笑みの消えた少女の表情を横目で窺った綻凌は、
江寧の肩を軽く叩く。随分と重く考えさせてしまっただろうかと、思わず苦笑を零しつつ弁解にもならない本音を綴る。
「正直、私とて定められた理以外のものは分からんよ。天帝を見た者はなし。……これからも見る者は無いだろう。天が人と関わる事は有り得ないのだから」
大勢の休む姿を視界の端に留め、先程辿り来た途を眺めながら綻凌が溜息を吐く。―――昇山とは、長い道程に値する何かを得る為の旅ではない。寧ろ多くのものを失くして、なお進み続けなければならない人の心情を天が試す為の道。少なくとも、綻凌はそう考えていた。
「だが、やれと言われたのならばやる。覚悟は追々決めて行けば良いことで、玉座に就くだけでも災厄が無くなる。妖魔は出なくなる。民はそれだけでも喜ぶ」
妖魔を目前として、それらが自国の地に跋扈する様を思い浮かべる者が幾人居よう。想像する者達の中で、思い浮かべた者に胸を痛める者が幾人在ろう。それを思える心持のある民へ、天が王気を与えるのだと。

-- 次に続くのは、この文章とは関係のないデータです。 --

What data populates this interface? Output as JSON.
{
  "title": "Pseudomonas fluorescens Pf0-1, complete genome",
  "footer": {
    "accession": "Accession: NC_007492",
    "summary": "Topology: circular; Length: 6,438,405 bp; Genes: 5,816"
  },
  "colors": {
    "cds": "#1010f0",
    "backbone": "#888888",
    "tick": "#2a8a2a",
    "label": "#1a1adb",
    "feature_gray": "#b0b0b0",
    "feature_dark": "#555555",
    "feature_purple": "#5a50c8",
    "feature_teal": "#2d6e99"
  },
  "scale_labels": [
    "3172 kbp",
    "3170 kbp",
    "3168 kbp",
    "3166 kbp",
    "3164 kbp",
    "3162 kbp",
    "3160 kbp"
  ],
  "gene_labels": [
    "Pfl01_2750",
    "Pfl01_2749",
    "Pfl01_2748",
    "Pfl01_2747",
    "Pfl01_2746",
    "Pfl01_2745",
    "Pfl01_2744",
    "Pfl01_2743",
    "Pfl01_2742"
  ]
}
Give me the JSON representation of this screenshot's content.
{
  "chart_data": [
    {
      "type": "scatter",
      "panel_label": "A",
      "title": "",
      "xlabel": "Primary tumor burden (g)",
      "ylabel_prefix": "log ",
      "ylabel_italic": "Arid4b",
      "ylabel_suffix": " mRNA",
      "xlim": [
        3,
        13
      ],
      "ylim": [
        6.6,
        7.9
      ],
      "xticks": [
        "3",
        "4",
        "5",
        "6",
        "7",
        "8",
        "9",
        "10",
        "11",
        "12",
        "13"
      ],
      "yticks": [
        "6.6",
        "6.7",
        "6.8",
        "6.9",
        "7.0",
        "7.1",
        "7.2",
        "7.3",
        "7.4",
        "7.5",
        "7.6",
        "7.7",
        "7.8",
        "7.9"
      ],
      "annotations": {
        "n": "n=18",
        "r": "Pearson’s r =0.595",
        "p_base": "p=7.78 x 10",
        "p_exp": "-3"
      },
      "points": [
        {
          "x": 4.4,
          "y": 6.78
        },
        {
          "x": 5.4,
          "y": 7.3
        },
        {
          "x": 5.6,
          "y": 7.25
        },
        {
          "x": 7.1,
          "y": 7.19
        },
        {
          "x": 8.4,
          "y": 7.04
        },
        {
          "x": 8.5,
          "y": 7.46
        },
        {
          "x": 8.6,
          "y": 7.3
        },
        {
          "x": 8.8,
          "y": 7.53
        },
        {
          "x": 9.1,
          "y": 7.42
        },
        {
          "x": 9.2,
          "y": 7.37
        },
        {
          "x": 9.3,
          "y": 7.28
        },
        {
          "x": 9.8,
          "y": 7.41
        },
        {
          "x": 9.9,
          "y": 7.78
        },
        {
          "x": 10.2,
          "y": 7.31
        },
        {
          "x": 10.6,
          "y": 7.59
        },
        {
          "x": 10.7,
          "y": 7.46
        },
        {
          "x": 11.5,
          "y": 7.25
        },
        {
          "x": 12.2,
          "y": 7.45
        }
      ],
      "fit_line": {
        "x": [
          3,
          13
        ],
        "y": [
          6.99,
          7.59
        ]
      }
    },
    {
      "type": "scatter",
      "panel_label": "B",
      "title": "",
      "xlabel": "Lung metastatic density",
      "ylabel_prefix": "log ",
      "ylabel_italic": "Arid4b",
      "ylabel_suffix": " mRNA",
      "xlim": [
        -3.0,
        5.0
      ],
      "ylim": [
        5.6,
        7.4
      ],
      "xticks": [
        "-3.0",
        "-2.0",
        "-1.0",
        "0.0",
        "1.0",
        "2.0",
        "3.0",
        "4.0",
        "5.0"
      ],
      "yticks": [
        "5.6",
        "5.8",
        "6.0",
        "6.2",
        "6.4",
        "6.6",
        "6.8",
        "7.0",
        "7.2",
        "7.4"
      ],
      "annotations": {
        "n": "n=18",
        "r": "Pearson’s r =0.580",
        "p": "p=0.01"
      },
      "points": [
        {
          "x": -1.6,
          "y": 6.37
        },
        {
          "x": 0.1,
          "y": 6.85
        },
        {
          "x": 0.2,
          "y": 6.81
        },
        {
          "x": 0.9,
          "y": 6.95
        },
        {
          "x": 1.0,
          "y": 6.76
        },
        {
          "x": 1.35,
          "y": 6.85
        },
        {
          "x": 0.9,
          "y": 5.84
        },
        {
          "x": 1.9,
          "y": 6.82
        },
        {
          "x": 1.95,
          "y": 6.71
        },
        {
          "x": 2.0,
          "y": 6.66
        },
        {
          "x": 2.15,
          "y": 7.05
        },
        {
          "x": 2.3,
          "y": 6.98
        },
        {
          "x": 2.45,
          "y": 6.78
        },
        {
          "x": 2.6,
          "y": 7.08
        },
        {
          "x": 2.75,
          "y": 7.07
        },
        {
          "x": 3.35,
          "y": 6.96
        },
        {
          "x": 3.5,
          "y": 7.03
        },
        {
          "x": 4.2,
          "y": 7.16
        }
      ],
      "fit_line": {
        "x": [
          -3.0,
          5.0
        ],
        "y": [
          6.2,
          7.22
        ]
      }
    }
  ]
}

ふと視線を薙ぐと、表情を硬くさせる傍らの少女が視界に収まる。安心させる為の話が逆効果となった事に気付かなかったと、僅かに情けなさが込み上げてくる。それを破顔と苦笑に変えて、
江寧の頭を撫でた。
「まあ、選定次第だ」
綻凌の軽く掛けられた言葉に、
江寧の表情は微かに和らぐのみだった。
それから数日、草原の地から歩き続けた群衆は妖魔の襲撃を一切受けず、やがて翠の釉薬の屋根を目に留めて皆嬉々とした表情を浮かべる。
あれこそが甫渡宮―――長い旅路の終わりが、間近に迫っていた。